Michigan’s bet on online gaming pays off

Online gaming takes off as brick-and-mortar casino revenues tumble during pandemic

East Lansing, MI–An analysis of casino revenue data by experts at Anderson Economic Group shows that online gaming, which was legalized this January, could be a boon for Michigan’s ailing gaming industry and for gaming tax revenue. The State closed brick-and-mortar casinos for several months in 2020 to slow the spread of COVID-19. These actions led to a steep decline in gaming tax revenue. However, new data indicate that the start of online casino gaming in Michigan could more than make up for reduced brick-and-mortar casino tax revenue moving forward.

“Michigan seems to have hit the jackpot with the timing of online gaming legalization,” noted Sarah Mixon, a senior analyst at AEG. “While other states’ gaming industries are down on their luck, Michigan has begun to rake in revenue from online gaming.”
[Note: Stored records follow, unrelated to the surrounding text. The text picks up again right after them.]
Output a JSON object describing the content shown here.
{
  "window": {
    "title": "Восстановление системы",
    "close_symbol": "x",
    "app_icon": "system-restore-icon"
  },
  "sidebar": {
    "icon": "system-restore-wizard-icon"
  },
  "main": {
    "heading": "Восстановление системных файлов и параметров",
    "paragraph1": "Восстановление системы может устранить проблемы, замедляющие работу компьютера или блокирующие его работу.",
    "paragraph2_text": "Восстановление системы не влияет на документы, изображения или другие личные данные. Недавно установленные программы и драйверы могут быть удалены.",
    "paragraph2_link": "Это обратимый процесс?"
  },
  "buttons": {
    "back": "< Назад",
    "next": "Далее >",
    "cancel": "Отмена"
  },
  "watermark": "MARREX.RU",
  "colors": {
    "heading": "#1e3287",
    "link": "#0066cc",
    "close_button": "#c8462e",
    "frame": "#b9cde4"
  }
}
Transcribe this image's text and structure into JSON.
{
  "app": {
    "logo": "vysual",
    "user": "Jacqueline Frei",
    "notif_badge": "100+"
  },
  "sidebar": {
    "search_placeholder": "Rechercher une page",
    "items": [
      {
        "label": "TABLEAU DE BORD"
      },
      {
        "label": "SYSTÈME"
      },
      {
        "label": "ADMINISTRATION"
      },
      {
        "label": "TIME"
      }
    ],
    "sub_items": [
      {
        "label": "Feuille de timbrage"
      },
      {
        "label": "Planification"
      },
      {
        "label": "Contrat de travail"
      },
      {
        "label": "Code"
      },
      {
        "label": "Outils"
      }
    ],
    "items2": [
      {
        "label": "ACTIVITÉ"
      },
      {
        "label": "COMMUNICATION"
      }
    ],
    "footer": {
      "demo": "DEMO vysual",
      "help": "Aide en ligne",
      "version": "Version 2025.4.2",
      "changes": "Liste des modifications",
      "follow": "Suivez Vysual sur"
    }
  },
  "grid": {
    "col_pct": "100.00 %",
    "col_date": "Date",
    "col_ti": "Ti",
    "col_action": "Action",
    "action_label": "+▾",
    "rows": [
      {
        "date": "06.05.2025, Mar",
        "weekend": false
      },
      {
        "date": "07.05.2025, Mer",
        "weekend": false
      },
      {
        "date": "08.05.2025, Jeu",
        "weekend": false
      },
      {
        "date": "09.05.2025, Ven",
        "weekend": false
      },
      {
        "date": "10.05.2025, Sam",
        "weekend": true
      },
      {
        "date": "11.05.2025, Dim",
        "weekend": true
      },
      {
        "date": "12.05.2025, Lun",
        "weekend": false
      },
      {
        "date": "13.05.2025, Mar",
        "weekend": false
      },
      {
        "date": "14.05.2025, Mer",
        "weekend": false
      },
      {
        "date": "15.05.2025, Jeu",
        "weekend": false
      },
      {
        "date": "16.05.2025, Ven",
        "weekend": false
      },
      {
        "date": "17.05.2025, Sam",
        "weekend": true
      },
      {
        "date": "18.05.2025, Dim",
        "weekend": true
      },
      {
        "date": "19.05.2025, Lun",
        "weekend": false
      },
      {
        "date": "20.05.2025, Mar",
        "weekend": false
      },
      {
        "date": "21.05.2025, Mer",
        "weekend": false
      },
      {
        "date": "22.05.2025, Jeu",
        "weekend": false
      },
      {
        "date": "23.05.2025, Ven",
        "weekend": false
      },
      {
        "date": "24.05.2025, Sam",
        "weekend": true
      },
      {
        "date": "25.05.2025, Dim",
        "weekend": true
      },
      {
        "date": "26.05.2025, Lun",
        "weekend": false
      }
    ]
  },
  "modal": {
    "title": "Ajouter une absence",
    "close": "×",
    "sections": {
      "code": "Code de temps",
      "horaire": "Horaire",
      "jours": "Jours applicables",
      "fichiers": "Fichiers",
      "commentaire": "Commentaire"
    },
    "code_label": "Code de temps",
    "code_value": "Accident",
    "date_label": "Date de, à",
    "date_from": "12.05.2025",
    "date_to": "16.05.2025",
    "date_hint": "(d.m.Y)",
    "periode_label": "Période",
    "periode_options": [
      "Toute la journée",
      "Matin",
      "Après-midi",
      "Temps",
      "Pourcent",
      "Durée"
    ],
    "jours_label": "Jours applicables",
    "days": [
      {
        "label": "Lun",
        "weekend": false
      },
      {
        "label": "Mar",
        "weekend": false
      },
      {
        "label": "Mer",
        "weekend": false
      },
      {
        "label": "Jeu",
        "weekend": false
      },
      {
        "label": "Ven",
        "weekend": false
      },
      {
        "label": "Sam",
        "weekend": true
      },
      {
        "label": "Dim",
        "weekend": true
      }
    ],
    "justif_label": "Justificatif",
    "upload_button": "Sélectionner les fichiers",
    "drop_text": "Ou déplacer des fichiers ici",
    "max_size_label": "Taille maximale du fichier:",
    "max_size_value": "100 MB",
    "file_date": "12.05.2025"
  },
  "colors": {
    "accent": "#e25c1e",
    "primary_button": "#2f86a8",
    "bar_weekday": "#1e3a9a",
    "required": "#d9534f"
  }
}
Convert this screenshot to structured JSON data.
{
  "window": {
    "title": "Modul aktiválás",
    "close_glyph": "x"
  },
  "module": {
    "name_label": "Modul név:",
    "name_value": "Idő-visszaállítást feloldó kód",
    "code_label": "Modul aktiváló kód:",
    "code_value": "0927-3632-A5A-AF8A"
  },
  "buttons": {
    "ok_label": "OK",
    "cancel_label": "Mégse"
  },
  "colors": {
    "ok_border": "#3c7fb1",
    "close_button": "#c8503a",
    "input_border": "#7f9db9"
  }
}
Statewide internet gaming began on January 22. During the first nine days of operations, online casinos generated more than $27 million in revenue, and more than $4 million in tax revenue for the State. “Without online gaming, total casino tax revenue would have fallen short of its January 2020 total,” said Mixon. Instead, total casino tax revenue was $1.6 million higher than January 2020, and $11.2 million higher than February 2020.

In 2019, casinos generated more than $116 million in tax revenue for the State. That amount dipped to $50 million in 2020 as casinos were shut down and wary Michiganders chose to stay home during the COVID-19 pandemic.

This loss in gaming tax revenue was not unique to Michigan. States across the U.S. experienced tax revenue losses as governors ordered brick-and-mortar casinos closed. But online gaming proved to be a bright spot in several states, including New Jersey and Pennsylvania, where online gaming activity increased noticeably.

Mixon also noted that online gaming revenue has remained above its pre-pandemic level even as brick-and-mortar casinos reopen. “We may be on the verge of a larger switch from in-person to online gaming,” she said. “Playing online is an added layer of convenience. There is no need to commute to a casino, and no wait times to play certain games.”